Simplified Investing. Extraordinary Service. Since 1972
In 1972, Russ Lipsitz founded an insurance agency. Because his first order of business was securing health insurance for the Buffalo firefighters, his attorney at the time told him he had to form a corporation, and it needed a name. Russ fondly remembers telling his attorney: “Let’s call it ‘L&M’ until we come up with something better.” Forty-some years later, we’re proudly still trying to come up with a better name!
The “About Us” for many financial advisory firms will offer some similar variation of “what makes us different?” Not here.
At L&M, we don’t strive to be different, we strive to be better.

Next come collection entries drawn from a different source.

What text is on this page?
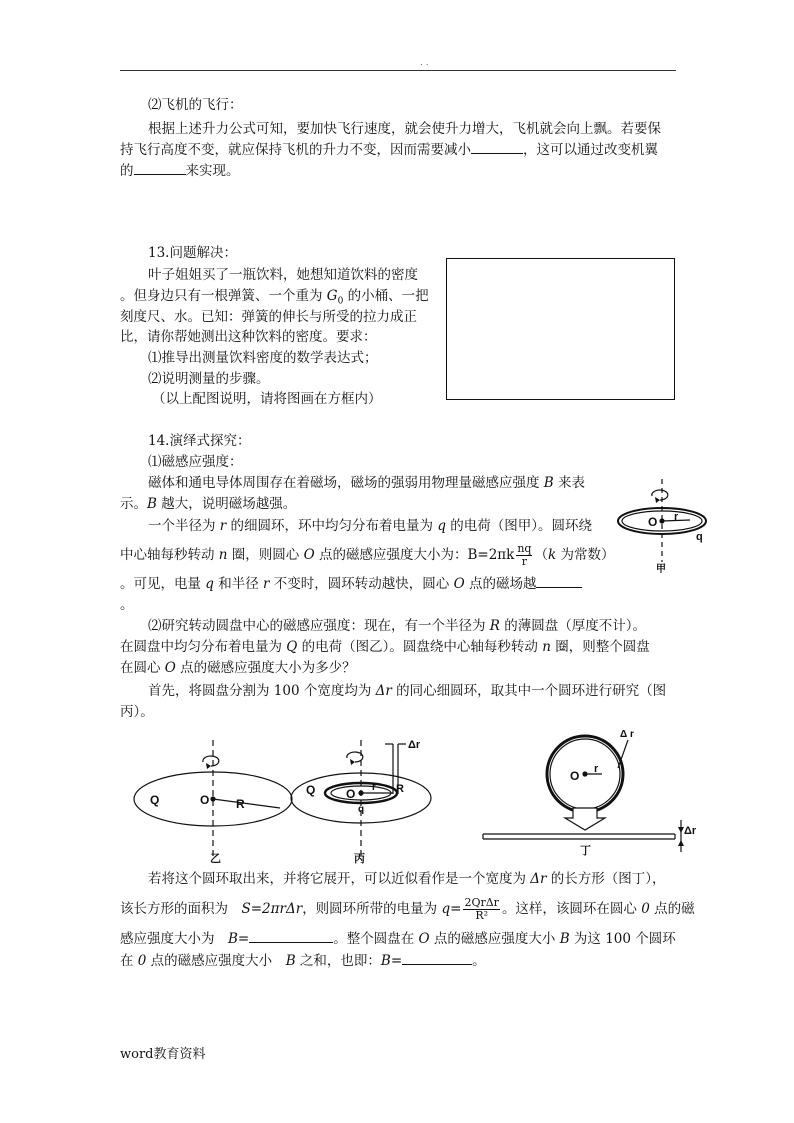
. .
⑵飞机的飞行：
根据上述升力公式可知，要加快飞行速度，就会使升力增大，飞机就会向上飘。若要保
持飞行高度不变，就应保持飞机的升力不变，因而需要减小	，这可以通过改变机翼
的	来实现。
13.问题解决：
叶子姐姐买了一瓶饮料，她想知道饮料的密度
。但身边只有一根弹簧、一个重为 $G_0$ 的小桶、一把
刻度尺、水。已知：弹簧的伸长与所受的拉力成正
比，请你帮她测出这种饮料的密度。要求：
⑴推导出测量饮料密度的数学表达式；
⑵说明测量的步骤。
（以上配图说明，请将图画在方框内）
14.演绎式探究：
⑴磁感应强度：
磁体和通电导体周围存在着磁场，磁场的强弱用物理量磁感应强度 B 来表
示。B 越大，说明磁场越强。
一个半径为 r 的细圆环，环中均匀分布着电量为 q 的电荷（图甲）。圆环绕
中心轴每秒转动 n 圈，则圆心 O 点的磁感应强度大小为：$B=2\pi k \frac{nq}{r} (k$ 为常数）
。可见，电量 q 和半径 r 不变时，圆环转动越快，圆心 O 点的磁场越
。
⑵研究转动圆盘中心的磁感应强度：现在，有一个半径为 R 的薄圆盘（厚度不计）。
在圆盘中均匀分布着电量为 Q 的电荷（图乙）。圆盘绕中心轴每秒转动 n 圈，则整个圆盘
在圆心 O 点的磁感应强度大小为多少？
首先，将圆盘分割为 100 个宽度均为 Δr 的同心细圆环，取其中一个圆环进行研究（图
丙）。
Q	O R
乙
Q	O r R
Δr
q
丙
O r
Δ r
Δr
丁
O r
q
甲
若将这个圆环取出来，并将它展开，可以近似看作是一个宽度为 Δr 的长方形（图丁），
该长方形的面积为　S=2πrΔr，则圆环所带的电量为 $q= \frac{\text{2QrΔr}}{\text{R²}}$ 。这样，该圆环在圆心 0 点的磁
感应强度大小为　B=	。整个圆盘在 O 点的磁感应强度大小 B 为这 100 个圆环
在 0 点的磁感应强度大小　B 之和，也即：B=	。
word教育资料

We strive to be better by offering smarter advice that our clients understand, starting with one foundational principle: to help our clients live better financial lives by controlling controllables.
Controllables are the moving parts of investing in which smarter inputs create better outcomes, and we believe there are three of them:
- The financial plan
- The investment philosophy
- The investor behavior
Focusing on controllables frees our clients from CNBC, up-to-the-minute stock quotes, earnings reports, the Fed’s next move, and everything else that can neither be predicted nor controlled.
Russ’ son, Gregg Lipsitz was CEO of L&M for 16 years before passing away in 2017. Gregg set a lofty and perpetual goal for L&M: he envisioned that through delivering the highest quality advice and service our firm would be the last financial advisors our clients ever need. We’re committed to Gregg’s vision. We’re committed to acting always in your best interest. And we’re committed to making sure your financial plan and portfolio are designed to help you achieve your unique goals.
Many investors think they cannot compete with wealthy/algorithmic/institutional/high-frequency/sophisticated investors. We believe we can help our clients invest in such a way that most of them cannot compete with us.
- The most important determinant of investor returns is investor behavior.
- Risk and return are related. In general, accepting more short-term volatility increases the potential to achieve higher returns.
- There are five exceptions to Rule #2, which can permit higher returns without increasing expected volatility. At every opportunity, we believe investors should diligently capitalize on these five freaks of mathematics:
- Asset Allocation
- Calculated Diversification
- Long-Term Focus
- Dollar-Cost Averaging
- The future performance of the market is unknown and unknowable. This is a good thing because the promise of predictability is the promise of low returns. (For reference, check the perfectly predictable interest in your savings account.)
- At any time, investors should have a financial plan and asset allocation in place to expect a stock market decline of 20% or more. Because risk and return are related, we embrace and anticipate this volatility.
- Any trade requires two parties: a buyer and a seller. This means at the precise moment someone thinks it is a good idea to buy an investment at a particular price, someone else thinks it is a good idea to sell the same investment at the exact same price.
- Investment costs subtract from investor returns. All else being equal, lower expenses lead to higher returns.
- Taxes subtract from investor returns. All else being equal, lower taxes allow for higher returns.
- If you have an intelligently-designed portfolio based on your financial plan, if your investment goals do not change, your portfolio shouldn’t either.